10. The barley plant or part thereof according to claim 8, wherein the gene encoding a P-glucan synthase is CslF6, wherein said mutated CslF6 gene encodes a mutant CslF6 polypeptide, wherein wild-type CslF6 is CslF6 of SEQ ID NO: 7 or SEQ ID NO: 8, or a functional variant thereof having at least 95% sequence identity thereto, optionally wherein said mutant CslF6 polypeptide is CslF6 of SEQ ID NO: 7 or SEQ ID NO: 8 except that mutant CslF6 comprises a substitution of: a. amino acid 847, wherein said substitution is substitution of a glycine (G) to a glutamic acid (E); and/or b. amino acid 748, wherein said substitution is substitution of a glycine (G) to an aspartic acid (D); and/or c. a substitution of amino acid 709, wherein said substitution is substitution of a threonine (T) to an isoleucine (I).

11. The barley plant or part according to claim 8, wherein the gene encoding a p- glucan synthase is CslF6, wherein said mutated CslF6 gene encodes a loss of function mutant CslF6 polypeptide, wherein wild-type CslF6 is CslF6 of SEQ ID NO: 7 or SEQ ID NO: 8, or a functional variant thereof having at least 95% sequence identity thereto.

12. The barley plant or part thereof according to any one of the preceding claims, with the proviso that the plant does not contain SEQ ID NO: 5.

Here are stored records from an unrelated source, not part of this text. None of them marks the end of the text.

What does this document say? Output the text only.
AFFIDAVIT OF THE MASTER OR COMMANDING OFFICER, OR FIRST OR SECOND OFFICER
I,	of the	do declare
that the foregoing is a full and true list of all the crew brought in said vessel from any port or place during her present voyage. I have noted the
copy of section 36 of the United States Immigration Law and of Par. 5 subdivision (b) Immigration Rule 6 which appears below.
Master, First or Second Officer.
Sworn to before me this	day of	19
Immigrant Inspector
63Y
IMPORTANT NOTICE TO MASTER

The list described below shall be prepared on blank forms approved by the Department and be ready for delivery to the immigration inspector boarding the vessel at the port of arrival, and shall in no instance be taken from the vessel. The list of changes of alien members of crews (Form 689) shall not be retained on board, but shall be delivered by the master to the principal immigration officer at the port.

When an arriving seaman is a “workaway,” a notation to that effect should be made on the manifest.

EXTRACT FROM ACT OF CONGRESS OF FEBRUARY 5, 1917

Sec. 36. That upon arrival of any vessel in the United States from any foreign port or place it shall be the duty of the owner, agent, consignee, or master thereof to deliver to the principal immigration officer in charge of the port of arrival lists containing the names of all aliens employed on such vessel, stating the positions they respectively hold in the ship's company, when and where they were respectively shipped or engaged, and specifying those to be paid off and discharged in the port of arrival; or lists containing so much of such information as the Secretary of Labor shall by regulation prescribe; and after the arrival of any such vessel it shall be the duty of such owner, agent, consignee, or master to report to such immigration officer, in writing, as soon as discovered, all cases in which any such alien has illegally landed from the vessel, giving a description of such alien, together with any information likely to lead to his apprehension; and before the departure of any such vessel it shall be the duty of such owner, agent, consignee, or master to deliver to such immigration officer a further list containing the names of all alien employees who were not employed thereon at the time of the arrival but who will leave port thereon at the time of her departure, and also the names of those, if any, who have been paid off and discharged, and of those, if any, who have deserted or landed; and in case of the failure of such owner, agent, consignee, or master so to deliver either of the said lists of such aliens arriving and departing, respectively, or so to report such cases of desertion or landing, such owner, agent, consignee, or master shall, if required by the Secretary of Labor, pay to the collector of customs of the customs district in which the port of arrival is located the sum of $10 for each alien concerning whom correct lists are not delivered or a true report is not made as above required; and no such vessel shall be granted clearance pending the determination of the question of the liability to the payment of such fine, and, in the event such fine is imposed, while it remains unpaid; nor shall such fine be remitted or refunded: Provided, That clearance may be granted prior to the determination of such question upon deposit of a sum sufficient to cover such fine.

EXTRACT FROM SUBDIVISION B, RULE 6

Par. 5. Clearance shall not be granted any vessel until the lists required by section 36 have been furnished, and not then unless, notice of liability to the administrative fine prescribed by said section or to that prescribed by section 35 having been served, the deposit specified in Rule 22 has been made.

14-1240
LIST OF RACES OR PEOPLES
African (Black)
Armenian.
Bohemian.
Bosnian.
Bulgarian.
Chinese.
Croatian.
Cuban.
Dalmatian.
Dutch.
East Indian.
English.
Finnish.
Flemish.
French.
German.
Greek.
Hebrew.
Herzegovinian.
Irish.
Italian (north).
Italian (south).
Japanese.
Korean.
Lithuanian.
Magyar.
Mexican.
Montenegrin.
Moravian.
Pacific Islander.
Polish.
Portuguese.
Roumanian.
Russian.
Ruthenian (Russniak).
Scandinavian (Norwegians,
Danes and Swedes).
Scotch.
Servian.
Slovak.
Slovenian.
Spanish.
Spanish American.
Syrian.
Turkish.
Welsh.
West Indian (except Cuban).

13. The barley plant or part thereof according to any one of the preceding claims, wherein high a-amylase activity in an endosperm half-grain lacking the embryo is at least 5 ll/g, preferably at least 10 ll/g on a dry weight basis.

14. The barley plant or part thereof according to any one of the preceding claims, wherein a-amylase activity is measured after imbibition of the half-grain and whole grain in water for at least 24 h, such as at least 48 h, such as at least 72 h.

15. The barley plant or part thereof according to any one of the preceding claims, wherein said barley plant comprises an amy1_1 cluster comprising at least 5 functional genes each encoding an a-amylase, wherein said a-amylase has an amino acid sequence independently selected from the group consisting of SEQ ID NOs: 37-47, or respective functional homologs thereof with at least 80%, such as at least 85%, such as at least 90%, such as at least 95%, such as at least 98%, such as at least 99% sequence identity thereto.

16. The barley plant or part thereof according to any one of the preceding claims, wherein the barley plant comprises a mutation in one or more additional genes, for example one or more of the following mutations: a. a mutation in the gene encoding LOX-1 resulting in a total loss of functional LOX-1 ; b. a mutation in the gene encoding LOX-2 resulting in a total loss of functional LOX-2; c. a mutation in the gene encoding MMT resulting in a total loss of functional MMT; d. a mutation in the gene encoding ANT-28, resulting in a total loss of functional ANT-28; e. a mutation in the gene encoding HRT, resulting in total loss of functional HRT; f. a mutation in the gene encoding LDI, resulting in a total loss of function of LDI.

17. A plant product comprising the barley plant or part thereof according to any one of the preceding claims.

18. The plant product according to claim 17, wherein the plant product is a malt, such as for example a milled malt, a green malt and/or a milled green malt.

19. A method of producing an aqueous extract, said method comprising the steps of: a. providing kernels of a barley plant according to any one of claims 1 to 16; b. subjecting the barley kernels to a step of germination thereby obtaining germinated kernels; c. finely dividing said germinated kernels; d. optionally, drying said finely divided germinated kernels; e. preparing an aqueous extract of said (dried) finely divided germinated kernels, f. thereby producing an aqueous extract of the barley.

20. A method of producing a beverage, said method comprising the steps of: a. providing kernels of a barley plant according to any one of claims 1 to 16 and/or malt according to claim 18; b. preparing an aqueous extract of said kernels and/or said malt; c. processing said aqueous extract into a beverage, such as a beer.

21. The method according to claim 20, wherein the processing step comprises a step of fermentation with a microorganism, such as with a yeast.

22. The method according to any one of claims 20 to 21 , wherein the aqueous extract is prepared according to claim 19.